“Fantastic monkey!” shouted Leo, giggling as he watched the little monkey in the cartoon spin in circles and juggle bananas. It had become his new favorite phrase, something he shouted every time something exciting happened — even if it didn’t make sense. Like this morning.
Mom was trying to wean baby Mia off breastfeeding. It wasn’t going well.
“Moooom!” Leo laughed from the couch. “Fantastic monkey! Mom try to stop milk baby!”
Mom gave him a look that was part exhausted and part amused. “Yes, Leo. I’m the monkey trying to stop the milk baby,” she muttered, bouncing a crying Mia on her hip.

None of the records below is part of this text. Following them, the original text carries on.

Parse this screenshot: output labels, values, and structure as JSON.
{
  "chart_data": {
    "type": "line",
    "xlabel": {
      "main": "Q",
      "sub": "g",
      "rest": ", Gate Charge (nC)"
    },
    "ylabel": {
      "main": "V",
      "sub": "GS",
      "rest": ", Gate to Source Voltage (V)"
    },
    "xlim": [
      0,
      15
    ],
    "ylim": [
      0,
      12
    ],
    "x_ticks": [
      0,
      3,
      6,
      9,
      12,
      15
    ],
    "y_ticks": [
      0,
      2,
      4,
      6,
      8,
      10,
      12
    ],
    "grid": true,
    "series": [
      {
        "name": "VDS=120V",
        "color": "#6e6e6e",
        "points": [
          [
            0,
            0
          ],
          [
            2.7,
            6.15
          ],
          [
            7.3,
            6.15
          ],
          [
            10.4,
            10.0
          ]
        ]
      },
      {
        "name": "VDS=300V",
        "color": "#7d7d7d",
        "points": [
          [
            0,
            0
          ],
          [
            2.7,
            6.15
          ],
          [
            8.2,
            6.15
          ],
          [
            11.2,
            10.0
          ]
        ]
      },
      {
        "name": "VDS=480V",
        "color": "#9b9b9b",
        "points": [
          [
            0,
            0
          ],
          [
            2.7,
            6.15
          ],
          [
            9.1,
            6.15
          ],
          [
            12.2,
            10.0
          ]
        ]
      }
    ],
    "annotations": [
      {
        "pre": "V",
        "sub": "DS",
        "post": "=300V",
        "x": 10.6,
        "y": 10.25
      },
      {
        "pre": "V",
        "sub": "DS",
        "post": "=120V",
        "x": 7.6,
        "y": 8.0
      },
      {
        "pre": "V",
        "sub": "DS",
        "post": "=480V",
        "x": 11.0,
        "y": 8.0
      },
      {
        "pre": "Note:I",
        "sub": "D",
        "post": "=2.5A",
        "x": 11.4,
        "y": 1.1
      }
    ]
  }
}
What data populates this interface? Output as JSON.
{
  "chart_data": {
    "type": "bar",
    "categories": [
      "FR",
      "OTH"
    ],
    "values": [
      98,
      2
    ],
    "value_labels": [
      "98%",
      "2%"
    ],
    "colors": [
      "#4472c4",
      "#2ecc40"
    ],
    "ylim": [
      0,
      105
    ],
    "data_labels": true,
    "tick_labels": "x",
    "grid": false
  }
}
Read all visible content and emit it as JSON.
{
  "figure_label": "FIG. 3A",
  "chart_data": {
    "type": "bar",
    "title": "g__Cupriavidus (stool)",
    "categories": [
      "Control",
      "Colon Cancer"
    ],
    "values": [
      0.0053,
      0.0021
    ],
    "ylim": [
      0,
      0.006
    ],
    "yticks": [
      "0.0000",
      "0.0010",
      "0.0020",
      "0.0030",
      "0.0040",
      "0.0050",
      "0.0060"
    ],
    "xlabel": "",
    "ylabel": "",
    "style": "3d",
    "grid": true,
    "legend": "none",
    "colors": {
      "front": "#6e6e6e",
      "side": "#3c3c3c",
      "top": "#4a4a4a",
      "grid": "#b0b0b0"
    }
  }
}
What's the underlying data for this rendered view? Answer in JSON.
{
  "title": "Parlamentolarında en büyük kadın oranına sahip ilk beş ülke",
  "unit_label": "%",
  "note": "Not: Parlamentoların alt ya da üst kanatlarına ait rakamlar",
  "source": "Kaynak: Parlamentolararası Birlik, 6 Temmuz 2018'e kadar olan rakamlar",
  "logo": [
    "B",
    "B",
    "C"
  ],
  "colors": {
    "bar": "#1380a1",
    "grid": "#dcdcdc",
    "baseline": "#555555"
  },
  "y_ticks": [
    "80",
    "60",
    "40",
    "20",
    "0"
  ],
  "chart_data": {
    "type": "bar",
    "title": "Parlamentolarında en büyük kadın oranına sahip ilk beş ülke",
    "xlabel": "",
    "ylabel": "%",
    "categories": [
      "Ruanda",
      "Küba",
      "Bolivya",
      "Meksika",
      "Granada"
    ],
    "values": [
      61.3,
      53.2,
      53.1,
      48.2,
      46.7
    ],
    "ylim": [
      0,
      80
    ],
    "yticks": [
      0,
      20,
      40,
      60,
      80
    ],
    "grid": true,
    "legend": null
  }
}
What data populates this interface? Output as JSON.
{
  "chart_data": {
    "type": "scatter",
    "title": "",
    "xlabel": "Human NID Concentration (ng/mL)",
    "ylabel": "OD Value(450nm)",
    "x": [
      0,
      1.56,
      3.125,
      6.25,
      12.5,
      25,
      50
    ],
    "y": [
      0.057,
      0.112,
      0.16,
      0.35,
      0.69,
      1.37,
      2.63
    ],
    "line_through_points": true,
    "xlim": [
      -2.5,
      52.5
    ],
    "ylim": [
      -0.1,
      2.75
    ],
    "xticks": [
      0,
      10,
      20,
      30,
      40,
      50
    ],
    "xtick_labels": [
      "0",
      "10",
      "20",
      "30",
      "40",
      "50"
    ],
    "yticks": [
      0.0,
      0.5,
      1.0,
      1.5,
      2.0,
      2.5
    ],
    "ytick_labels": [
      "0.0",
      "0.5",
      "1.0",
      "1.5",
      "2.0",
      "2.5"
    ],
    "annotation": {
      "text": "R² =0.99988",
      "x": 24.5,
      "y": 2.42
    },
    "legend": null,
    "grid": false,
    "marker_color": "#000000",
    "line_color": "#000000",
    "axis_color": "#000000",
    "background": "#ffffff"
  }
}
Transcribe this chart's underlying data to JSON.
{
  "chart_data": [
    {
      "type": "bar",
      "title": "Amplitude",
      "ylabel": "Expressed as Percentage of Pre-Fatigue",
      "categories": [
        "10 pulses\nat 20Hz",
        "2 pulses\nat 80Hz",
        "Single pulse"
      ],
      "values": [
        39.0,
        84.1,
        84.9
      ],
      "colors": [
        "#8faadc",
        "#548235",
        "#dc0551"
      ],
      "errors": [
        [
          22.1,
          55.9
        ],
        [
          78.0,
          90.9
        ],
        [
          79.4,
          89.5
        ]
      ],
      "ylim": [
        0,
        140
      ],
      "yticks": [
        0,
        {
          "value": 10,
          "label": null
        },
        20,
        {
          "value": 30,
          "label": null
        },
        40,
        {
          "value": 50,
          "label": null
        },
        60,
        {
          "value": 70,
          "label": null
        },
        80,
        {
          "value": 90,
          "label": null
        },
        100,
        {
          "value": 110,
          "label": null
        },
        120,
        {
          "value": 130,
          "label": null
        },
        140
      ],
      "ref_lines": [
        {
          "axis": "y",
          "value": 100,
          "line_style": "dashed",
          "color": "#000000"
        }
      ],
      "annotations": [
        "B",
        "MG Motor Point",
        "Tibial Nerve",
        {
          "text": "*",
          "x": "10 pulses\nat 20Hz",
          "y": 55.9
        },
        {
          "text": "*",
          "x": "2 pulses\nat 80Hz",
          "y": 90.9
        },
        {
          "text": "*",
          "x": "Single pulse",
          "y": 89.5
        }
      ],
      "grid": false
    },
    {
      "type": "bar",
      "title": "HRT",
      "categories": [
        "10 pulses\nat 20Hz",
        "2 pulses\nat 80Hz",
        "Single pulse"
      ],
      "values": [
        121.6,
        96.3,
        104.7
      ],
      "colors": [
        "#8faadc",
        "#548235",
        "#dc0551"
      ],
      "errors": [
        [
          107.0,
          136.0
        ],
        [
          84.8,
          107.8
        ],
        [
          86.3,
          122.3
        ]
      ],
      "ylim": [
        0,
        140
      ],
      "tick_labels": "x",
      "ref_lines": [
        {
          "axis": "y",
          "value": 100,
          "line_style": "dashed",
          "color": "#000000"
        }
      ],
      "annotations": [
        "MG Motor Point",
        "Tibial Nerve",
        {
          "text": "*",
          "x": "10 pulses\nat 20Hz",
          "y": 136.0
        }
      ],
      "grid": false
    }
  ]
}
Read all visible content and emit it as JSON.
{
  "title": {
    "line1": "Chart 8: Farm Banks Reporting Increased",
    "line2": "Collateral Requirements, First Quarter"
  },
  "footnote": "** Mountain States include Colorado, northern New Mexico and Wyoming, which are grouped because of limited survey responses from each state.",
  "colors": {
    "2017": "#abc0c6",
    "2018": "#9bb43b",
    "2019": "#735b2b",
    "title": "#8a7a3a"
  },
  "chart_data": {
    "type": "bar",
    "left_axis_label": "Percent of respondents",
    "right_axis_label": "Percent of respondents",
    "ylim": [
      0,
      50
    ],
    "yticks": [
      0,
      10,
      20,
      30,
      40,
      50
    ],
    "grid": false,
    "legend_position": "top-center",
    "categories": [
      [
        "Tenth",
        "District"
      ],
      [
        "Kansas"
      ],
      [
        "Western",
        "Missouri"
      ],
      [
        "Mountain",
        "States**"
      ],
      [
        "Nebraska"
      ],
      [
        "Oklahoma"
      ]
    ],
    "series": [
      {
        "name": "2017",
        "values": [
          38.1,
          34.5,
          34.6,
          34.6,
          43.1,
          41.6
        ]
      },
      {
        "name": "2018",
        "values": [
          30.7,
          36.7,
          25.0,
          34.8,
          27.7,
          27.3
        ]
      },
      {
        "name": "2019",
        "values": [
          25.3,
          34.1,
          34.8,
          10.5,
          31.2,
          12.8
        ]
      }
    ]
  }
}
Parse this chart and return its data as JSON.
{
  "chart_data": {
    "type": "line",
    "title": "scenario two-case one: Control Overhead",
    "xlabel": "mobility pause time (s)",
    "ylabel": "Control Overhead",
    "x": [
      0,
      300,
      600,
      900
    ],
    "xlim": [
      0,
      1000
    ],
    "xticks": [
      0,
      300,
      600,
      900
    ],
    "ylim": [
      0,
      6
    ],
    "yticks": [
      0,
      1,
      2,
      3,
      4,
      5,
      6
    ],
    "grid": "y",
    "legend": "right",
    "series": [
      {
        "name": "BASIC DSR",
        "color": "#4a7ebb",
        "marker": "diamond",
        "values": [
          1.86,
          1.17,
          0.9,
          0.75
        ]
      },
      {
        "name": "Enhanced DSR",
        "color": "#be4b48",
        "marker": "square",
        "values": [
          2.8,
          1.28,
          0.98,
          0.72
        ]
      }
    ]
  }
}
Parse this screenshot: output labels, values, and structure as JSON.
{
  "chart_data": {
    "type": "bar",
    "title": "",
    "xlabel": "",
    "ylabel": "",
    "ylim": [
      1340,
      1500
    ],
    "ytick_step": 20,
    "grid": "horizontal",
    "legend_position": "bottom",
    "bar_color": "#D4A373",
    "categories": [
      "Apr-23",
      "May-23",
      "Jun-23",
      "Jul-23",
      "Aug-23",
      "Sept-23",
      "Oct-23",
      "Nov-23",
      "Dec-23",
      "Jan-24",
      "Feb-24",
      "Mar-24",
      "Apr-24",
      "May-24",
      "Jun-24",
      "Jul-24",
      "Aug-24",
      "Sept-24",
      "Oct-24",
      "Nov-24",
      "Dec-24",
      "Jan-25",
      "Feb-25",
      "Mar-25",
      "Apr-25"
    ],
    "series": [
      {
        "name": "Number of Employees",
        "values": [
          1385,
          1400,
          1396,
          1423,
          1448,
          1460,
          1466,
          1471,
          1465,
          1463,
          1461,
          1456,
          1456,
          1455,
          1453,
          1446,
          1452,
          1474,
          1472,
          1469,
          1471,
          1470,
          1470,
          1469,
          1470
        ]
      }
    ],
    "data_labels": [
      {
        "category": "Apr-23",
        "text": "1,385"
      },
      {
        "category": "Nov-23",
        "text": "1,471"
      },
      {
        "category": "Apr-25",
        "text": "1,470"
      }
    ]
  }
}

Mia was not happy. She had skipped her nap, refused the bottle, and now had grape jelly in her hair. The Fantastic Monkey show blasted in the background, the theme song singing, “He flips, he flings, he does wild things!”
Leo pointed at Mia, who had now taken to crawling across the floor on a mission to find Mom again. “Fantastic monkey! She’s going wild!”
Mom sighed. “That’s enough monkeys for today.”
But Mia wasn’t done. She reached Mom, gave her that sweet baby stare, and latched onto her shirt with full baby strength. Mom sat down in defeat, holding Mia close as she started nursing again.
Leo grinned. “Milk baby wins!”
Mom looked up at the ceiling. “One day,” she whispered. “One day, I’ll win.”
But for now, Mia happily drank, Leo danced around yelling “Fantastic monkey!” and the cartoon monkey somersaulted on the screen.
In the circus of daily life, Mom was the ringmaster, trying to keep the peace between the milk baby and the wild brother. And somehow, despite it all, the chaos was kind of… fantastic.